Some cases from the 2022 outbreak seem to lack or have mild prodromal symptoms. Look for one or a few papular, vesicular, pustular, or ulcerative lesions involving the genitals or perianal region. Some patients may present with proctitis or pharyngitis. Individuals with advanced or inadequately treated HIV are at risk of life-threatening disease.
In a case series of over 500 patients with MPX infection diagnosed between April 27 and June 24, 2022, at over 40 locations and 16 countries, the most common body locations for lesions were the anogenital area (73%); the trunk, arms, and legs (55%); the face (25%); and the palms and soles (10%). Lesion types included macules, pustules, vesicles, and crusted lesions. Lesions in different stages of development were seen. Mucosal lesions were present in around 40% of patients. Systemic manifestations included fever, lethargy, myalgia, headache, and lymphadenopathy; these symptoms often preceded a generalized rash.
Impact of skin color on clinical presentation: In darker skin colors, erythema can be difficult to discern, and may appear pink, violaceous, dark brown, or any shade of gray. In lighter skin colors, they may appear any shade of pink or red.
Immunocompromised patient considerations: Per the CDC, severe manifestations have included the following.
- Atypical or persistent rash with coalescing or necrotic lesions, or both, some which have required extensive surgical debridement or amputation of an affected extremity.
- Lesions on a significant proportion of the total body surface area, which may be associated with edema and secondary bacterial or fungal infections, among other complications.
- Lesions in sensitive areas (including mucosal surfaces such as, oropharynx, urethra, rectum, vagina) resulting in severe pain that interferes with activities of daily living.
- Bowel lesions that are exudative or cause significant tissue edema, leading to obstruction.
- Severe lymphadenopathy that can be necrotizing or obstructing (such as in airways).
- Lesions leading to stricture and scar formation resulting in significant morbidity such as urethral and bowel strictures, phimosis, and facial scarring.

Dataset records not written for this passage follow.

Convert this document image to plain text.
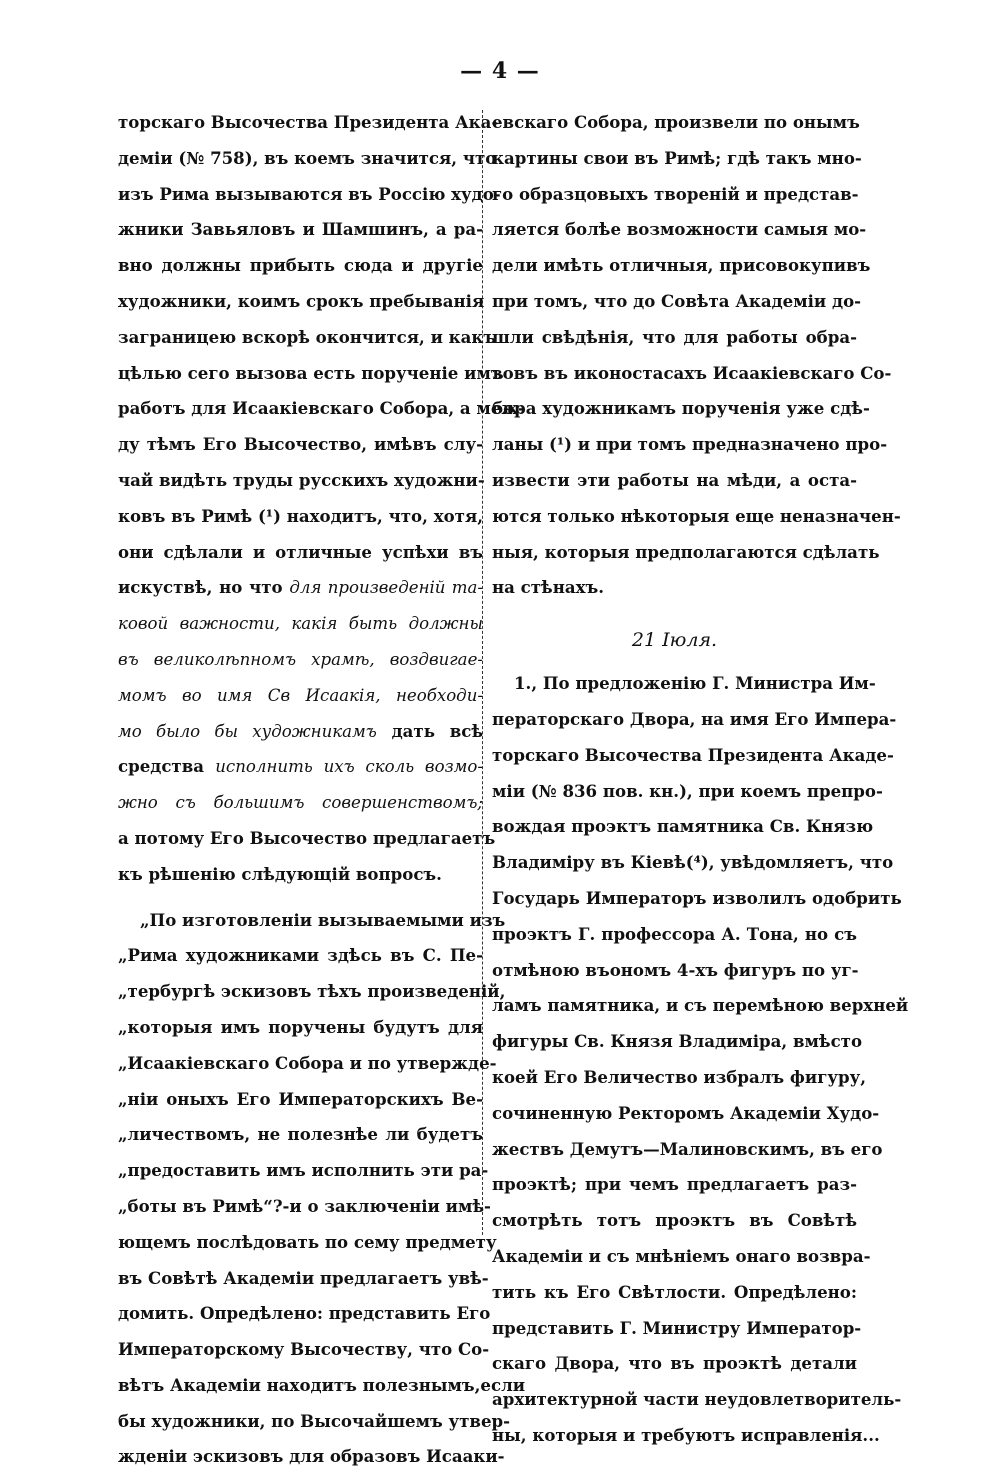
— 4 —

торскаго Высочества Президента Ака-
деміи (№ 758), въ коемъ значится, что
изъ Рима вызываются въ Россію худо-
жники Завьяловъ и Шамшинъ, а ра-
вно должны прибыть сюда и другіе
художники, коимъ срокъ пребыванія
заграницею вскорѣ окончится, и какъ
цѣлью сего вызова есть порученіе имъ
работъ для Исаакіевскаго Собора, а меж-
ду тѣмъ Его Высочество, имѣвъ слу-
чай видѣть труды русскихъ художни-
ковъ въ Римѣ (¹) находитъ, что, хотя,
они сдѣлали и отличные успѣхи въ
искуствѣ, но что для произведеній та-
ковой важности, какія быть должны
въ великолѣпномъ храмѣ, воздвигае-
момъ во имя Св Исаакія, необходи-
мо было бы художникамъ дать всѣ
средства исполнить ихъ сколь возмо-
жно съ большимъ совершенствомъ;
а потому Его Высочество предлагаетъ
къ рѣшенію слѣдующій вопросъ.

„По изготовленіи вызываемыми изъ
„Рима художниками здѣсь въ С. Пе-
„тербургѣ эскизовъ тѣхъ произведеній,
„которыя имъ поручены будутъ для
„Исаакіевскаго Собора и по утвержде-
„ніи оныхъ Его Императорскихъ Ве-
„личествомъ, не полезнѣе ли будетъ
„предоставить имъ исполнить эти ра-
„боты въ Римѣ“?-и о заключеніи имѣ-
ющемъ послѣдовать по сему предмету
въ Совѣтѣ Академіи предлагаетъ увѣ-
домить. Опредѣлено: представить Его
Императорскому Высочеству, что Со-
вѣтъ Академіи находитъ полезнымъ,если
бы художники, по Высочайшемъ утвер-
жденіи эскизовъ для образовъ Исааки-

евскаго Собора, произвели по онымъ
картины свои въ Римѣ; гдѣ такъ мно-
го образцовыхъ твореній и представ-
ляется болѣе возможности самыя мо-
дели имѣть отличныя, присовокупивъ
при томъ, что до Совѣта Академіи до-
шли свѣдѣнія, что для работы обра-
зовъ въ иконостасахъ Исаакіевскаго Со-
бора художникамъ порученія уже сдѣ-
ланы (¹) и при томъ предназначено про-
извести эти работы на мѣди, а оста-
ются только нѣкоторыя еще неназначен-
ныя, которыя предполагаются сдѣлать
на стѣнахъ.

21 Іюля.

1., По предложенію Г. Министра Им-
ператорскаго Двора, на имя Его Импера-
торскаго Высочества Президента Акаде-
міи (№ 836 пов. кн.), при коемъ препро-
вождая проэктъ памятника Св. Князю
Владиміру въ Кіевѣ(⁴), увѣдомляетъ, что
Государь Императоръ изволилъ одобрить
проэктъ Г. профессора А. Тона, но съ
отмѣною въономъ 4-хъ фигуръ по уг-
ламъ памятника, и съ перемѣною верхней
фигуры Св. Князя Владиміра, вмѣсто
коей Его Величество избралъ фигуру,
сочиненную Ректоромъ Академіи Худо-
жествъ Демутъ—Малиновскимъ, въ его
проэктѣ; при чемъ предлагаетъ раз-
смотрѣть тотъ проэктъ въ Совѣтѣ
Академіи и съ мнѣніемъ онаго возвра-
тить къ Его Свѣтлости. Опредѣлено:
представить Г. Министру Император-
скаго Двора, что въ проэктѣ детали
архитектурной части неудовлетворитель-
ны, которыя и требуютъ исправленія...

- Involvement of multiple organ systems and associated comorbidities, including:
- Oropharyngeal lesions inhibiting oral intake
- Pulmonary involvement with nodular lesions
- Neurologic conditions including encephalitis and transverse myelitis
- Cardiac complications including myocarditis and pericardial disease
- Ocular conditions including severe conjunctivitis and sight-threatening corneal ulcerations
- Urologic involvement including urethritis and penile necrosis
In classic MPX (that is commonly seen in Africa), skin lesions develop 1-3 days after onset of fever. Skin lesions evolve from macules (that are present for 1-2 days) to papules (1-2 days), then to vesicles (1-2 days) and pustules (that last for 5-7 days) and, ultimately, crusts (that may last for up to 14 days). Umbilication of vesicles and pustules may be seen. Crusts may be hemorrhagic. While the majority of lesions are at the same stage of development, lesions at differing stages may be seen.
In classic MPX, the rash usually starts on the face and distal extremities with centripetal spread to involve the more proximal extremities and trunk. Lesions commonly involve the face (95%), palms and soles (75%), and oral mucous membranes (70%) and, less commonly, the genitalia (30%; although among 2022 cases this seems higher) and conjunctiva (20%; can be sight-threatening). Lesion number can vary from 1 to more than 1000. In addition to lesions on the head, trunk, and extremities, patients can have initial and satellite lesions on the palms, soles, and extremities. Rashes can generalize in some patients.